The government first introduced strict measures to contain the virus after a handful of cases were reported in the country. Following four months of lockdown, members of the public, especially in urban areas had adapted to working from home. But the number of reported cases surged despite the lockdown with frontline health workers bearing the brunt.
The government went from one extreme to another after lifting the lockdown. It relaxed containment measures even with cases rising. Thousands of people who had left Kathmandu, some of them on foot, returned in big numbers and with no institutional quarantine or isolation facilities available in the city, Kathmandu soon became a hotspot for the disease.
During the early days of the pandemic, it was the migrant workers returning home from abroad, most of them in their youth, who caught the virus. Most of them were asymptomatic as the virus affects people in their old age and those with comorbidities more than it does to young healthy people.
But as time passed, the disease spread to people of all ages and deaths began to surge. An undisclosed serology study reported an alarming spread of the virus. According to the study, 13 percent of the country’s population was infected with the coronavirus until September.
“Suggestions from experts were ignored, and science was defied.
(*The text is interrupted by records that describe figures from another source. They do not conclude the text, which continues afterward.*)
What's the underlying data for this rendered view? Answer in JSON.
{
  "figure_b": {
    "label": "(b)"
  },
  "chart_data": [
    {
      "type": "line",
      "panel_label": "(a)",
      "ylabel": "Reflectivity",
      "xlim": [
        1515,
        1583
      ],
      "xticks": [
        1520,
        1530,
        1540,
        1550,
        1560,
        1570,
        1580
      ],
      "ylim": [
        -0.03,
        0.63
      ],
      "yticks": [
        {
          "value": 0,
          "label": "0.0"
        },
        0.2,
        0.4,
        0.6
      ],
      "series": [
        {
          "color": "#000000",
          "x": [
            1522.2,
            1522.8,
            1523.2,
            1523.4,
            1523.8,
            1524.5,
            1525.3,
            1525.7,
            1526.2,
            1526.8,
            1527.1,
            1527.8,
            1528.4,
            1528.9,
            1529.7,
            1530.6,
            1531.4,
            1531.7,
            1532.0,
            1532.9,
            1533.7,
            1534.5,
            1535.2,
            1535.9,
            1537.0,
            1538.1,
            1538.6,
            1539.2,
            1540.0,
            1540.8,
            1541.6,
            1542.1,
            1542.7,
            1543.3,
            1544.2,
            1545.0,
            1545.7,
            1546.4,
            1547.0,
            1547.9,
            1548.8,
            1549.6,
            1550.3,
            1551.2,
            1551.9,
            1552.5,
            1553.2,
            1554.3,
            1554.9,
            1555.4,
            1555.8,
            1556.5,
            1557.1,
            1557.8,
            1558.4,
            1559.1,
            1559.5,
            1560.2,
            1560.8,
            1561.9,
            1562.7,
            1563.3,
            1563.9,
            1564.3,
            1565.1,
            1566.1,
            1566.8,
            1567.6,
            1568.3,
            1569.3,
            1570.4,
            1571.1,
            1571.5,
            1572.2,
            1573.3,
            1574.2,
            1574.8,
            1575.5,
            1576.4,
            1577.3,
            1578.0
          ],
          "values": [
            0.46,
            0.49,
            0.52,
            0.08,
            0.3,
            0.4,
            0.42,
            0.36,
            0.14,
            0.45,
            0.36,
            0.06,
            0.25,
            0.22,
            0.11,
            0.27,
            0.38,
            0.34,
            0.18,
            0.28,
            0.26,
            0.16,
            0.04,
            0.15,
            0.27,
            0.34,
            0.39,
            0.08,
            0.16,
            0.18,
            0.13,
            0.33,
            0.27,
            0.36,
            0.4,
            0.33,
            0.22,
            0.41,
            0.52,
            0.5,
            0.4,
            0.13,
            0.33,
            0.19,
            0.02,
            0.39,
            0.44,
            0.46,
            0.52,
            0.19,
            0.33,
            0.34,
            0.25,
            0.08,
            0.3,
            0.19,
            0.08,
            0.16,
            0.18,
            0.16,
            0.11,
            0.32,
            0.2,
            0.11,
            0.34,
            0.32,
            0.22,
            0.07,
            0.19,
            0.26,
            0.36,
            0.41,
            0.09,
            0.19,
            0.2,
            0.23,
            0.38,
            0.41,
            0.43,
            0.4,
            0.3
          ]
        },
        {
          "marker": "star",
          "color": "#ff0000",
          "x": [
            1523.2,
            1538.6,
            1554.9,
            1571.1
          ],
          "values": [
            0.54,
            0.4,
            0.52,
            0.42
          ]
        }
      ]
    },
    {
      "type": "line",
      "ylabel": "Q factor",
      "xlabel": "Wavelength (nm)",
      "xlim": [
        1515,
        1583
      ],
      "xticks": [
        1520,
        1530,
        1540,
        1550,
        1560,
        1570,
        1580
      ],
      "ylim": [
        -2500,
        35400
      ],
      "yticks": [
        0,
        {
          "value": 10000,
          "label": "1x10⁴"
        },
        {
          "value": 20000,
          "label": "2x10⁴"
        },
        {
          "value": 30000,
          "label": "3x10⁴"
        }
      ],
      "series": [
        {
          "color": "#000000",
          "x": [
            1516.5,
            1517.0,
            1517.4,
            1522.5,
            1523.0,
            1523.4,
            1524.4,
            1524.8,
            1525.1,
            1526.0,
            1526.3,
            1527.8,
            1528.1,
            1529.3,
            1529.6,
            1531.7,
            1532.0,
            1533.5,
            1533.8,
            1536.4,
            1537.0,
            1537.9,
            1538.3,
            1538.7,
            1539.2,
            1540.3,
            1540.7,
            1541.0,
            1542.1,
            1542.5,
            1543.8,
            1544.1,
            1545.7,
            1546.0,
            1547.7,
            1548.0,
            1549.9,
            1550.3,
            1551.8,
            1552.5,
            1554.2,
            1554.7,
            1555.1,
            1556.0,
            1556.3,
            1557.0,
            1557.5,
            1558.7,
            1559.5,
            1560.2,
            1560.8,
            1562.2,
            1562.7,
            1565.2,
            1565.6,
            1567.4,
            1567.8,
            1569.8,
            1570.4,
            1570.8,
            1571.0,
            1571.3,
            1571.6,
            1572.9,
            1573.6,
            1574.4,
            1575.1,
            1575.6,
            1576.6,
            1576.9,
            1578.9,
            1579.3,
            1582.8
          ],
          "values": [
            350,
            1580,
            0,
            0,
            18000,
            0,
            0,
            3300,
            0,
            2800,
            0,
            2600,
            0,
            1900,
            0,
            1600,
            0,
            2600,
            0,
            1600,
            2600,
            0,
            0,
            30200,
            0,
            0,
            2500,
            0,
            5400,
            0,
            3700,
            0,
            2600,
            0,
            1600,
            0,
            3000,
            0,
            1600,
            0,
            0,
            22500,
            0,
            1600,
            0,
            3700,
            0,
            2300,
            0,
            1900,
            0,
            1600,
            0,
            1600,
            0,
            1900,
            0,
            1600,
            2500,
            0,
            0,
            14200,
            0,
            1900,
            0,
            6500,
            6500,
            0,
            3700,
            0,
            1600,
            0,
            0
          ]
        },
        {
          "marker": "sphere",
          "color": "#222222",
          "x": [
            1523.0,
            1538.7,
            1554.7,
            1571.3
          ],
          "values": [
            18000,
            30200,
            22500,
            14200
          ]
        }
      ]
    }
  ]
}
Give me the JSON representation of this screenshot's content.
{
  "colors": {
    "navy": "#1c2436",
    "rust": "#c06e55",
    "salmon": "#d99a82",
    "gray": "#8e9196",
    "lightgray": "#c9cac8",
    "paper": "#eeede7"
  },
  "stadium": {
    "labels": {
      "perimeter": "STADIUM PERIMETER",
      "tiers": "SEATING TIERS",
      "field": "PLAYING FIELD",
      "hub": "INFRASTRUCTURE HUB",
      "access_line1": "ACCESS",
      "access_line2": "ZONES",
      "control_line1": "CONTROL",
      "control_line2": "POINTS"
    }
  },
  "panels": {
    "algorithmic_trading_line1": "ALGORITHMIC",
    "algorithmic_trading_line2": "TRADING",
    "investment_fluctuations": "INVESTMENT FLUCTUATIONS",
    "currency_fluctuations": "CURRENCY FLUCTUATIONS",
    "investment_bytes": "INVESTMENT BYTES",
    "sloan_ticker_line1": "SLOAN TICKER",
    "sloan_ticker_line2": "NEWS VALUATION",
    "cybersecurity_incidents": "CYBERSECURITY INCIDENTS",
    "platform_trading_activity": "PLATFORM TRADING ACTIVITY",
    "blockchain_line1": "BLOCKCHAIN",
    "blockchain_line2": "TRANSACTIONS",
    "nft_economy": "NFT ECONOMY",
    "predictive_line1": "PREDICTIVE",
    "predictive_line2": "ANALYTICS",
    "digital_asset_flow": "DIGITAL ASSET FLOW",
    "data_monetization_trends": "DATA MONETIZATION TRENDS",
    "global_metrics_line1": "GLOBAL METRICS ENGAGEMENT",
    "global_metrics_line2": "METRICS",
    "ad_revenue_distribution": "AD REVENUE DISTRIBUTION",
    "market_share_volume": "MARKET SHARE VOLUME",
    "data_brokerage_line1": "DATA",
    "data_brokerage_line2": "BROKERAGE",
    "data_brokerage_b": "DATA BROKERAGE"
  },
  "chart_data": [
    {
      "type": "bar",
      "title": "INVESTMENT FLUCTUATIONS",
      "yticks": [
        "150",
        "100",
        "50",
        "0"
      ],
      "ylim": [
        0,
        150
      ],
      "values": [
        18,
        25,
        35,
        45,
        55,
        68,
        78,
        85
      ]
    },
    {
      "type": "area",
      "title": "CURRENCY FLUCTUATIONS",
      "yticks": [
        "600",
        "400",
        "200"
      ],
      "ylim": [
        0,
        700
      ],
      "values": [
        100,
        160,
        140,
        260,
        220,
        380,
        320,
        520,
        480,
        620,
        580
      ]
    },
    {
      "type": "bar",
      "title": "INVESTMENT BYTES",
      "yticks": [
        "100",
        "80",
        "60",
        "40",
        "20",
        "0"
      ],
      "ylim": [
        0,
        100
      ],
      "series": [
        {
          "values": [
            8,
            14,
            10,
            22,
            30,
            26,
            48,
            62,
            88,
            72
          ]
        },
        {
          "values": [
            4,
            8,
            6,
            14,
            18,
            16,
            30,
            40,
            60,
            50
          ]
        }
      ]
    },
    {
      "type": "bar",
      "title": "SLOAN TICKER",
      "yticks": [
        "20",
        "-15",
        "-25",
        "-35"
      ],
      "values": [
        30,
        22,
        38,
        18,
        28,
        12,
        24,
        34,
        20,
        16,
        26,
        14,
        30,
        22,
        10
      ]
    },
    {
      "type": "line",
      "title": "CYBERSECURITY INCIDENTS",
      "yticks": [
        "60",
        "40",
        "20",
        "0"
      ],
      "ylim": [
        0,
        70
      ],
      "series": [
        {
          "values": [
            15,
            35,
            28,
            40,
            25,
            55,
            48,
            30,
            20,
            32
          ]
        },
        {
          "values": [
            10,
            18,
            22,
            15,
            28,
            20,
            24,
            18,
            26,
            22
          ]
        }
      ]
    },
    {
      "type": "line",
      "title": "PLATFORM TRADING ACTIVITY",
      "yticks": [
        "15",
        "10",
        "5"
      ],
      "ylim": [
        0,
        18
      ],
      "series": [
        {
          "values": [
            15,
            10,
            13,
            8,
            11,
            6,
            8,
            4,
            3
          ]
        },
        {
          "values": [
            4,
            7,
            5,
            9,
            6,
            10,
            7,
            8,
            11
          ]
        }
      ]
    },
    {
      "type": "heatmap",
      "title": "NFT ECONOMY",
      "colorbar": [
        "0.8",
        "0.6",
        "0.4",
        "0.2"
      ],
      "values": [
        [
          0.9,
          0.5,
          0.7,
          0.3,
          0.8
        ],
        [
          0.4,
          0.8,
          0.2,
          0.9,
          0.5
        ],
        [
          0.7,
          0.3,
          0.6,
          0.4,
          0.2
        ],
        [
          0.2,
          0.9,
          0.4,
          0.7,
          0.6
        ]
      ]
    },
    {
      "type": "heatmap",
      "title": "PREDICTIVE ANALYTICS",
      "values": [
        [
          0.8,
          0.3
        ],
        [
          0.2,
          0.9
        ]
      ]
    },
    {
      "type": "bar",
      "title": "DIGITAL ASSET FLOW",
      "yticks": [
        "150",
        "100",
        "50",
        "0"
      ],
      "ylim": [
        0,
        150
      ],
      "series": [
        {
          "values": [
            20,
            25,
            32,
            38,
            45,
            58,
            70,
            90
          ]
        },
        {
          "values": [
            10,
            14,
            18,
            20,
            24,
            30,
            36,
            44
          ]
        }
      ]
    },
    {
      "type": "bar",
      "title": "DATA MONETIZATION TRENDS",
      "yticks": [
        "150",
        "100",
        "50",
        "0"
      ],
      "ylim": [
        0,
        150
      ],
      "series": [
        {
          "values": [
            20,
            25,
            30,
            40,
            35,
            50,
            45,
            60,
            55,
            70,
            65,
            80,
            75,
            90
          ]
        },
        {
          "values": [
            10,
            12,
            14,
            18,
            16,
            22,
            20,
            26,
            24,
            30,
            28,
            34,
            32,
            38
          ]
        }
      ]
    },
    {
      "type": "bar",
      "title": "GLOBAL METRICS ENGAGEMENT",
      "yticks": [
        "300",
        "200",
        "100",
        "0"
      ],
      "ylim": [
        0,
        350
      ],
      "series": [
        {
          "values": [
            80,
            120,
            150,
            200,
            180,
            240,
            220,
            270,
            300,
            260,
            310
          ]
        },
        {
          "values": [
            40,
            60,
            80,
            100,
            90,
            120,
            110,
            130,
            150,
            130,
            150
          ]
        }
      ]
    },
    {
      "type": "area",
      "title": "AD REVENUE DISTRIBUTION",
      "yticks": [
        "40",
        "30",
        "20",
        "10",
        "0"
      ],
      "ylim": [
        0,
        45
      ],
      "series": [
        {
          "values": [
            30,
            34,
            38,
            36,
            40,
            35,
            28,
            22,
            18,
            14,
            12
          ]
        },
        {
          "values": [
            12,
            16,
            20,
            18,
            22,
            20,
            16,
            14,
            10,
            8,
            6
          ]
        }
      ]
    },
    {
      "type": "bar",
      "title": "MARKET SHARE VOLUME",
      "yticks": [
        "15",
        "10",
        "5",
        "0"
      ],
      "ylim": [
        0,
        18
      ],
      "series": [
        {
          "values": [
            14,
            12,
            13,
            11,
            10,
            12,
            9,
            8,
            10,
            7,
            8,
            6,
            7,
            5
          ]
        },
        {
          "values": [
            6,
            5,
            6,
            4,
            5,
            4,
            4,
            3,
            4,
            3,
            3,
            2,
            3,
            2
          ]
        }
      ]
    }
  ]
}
Instead of rectifying the mistakes and improving on the weaknesses, we let the virus spread by stopping tests and contact tracing. The list of problems on the part of authorities concerned is too long,” said KC.
Results from the serology tests and information on rapid diagnostic tests continue to be withheld while all interventions have been dropped. Photos and videos of clubs and protests amid the new political developments have alarmed health experts.
“The public should take the risk seriously, as the risk has not subsided,” said Sherpa. “They should maintain social distancing, wear face masks and take other safety measures.”
With a massive vaccination drive months, or even years, away, Covid-19 has affected everyone in many different ways from unemployment to anxiety. The year 2020 has been unprecedented, exposing fault lines in the country’s governance. It also brought to the fore the issues of corruption, spread of misinformation and sensationalisation. Worst of all, mishandling of the entire situation on the part of the government resulted in preventable infections and deaths, the cost of which is immeasurable.
“The coming year will be more challenging politically and from the perspective of pandemic. People have started to come out to the streets, meetings and gatherings have started to increase,” said Dr Sher Bahadur Pun, chief of Clinical Research Unit Sukraraj Tropical and Infectious Disease Hospital. “People are behaving as if there was no pandemic.”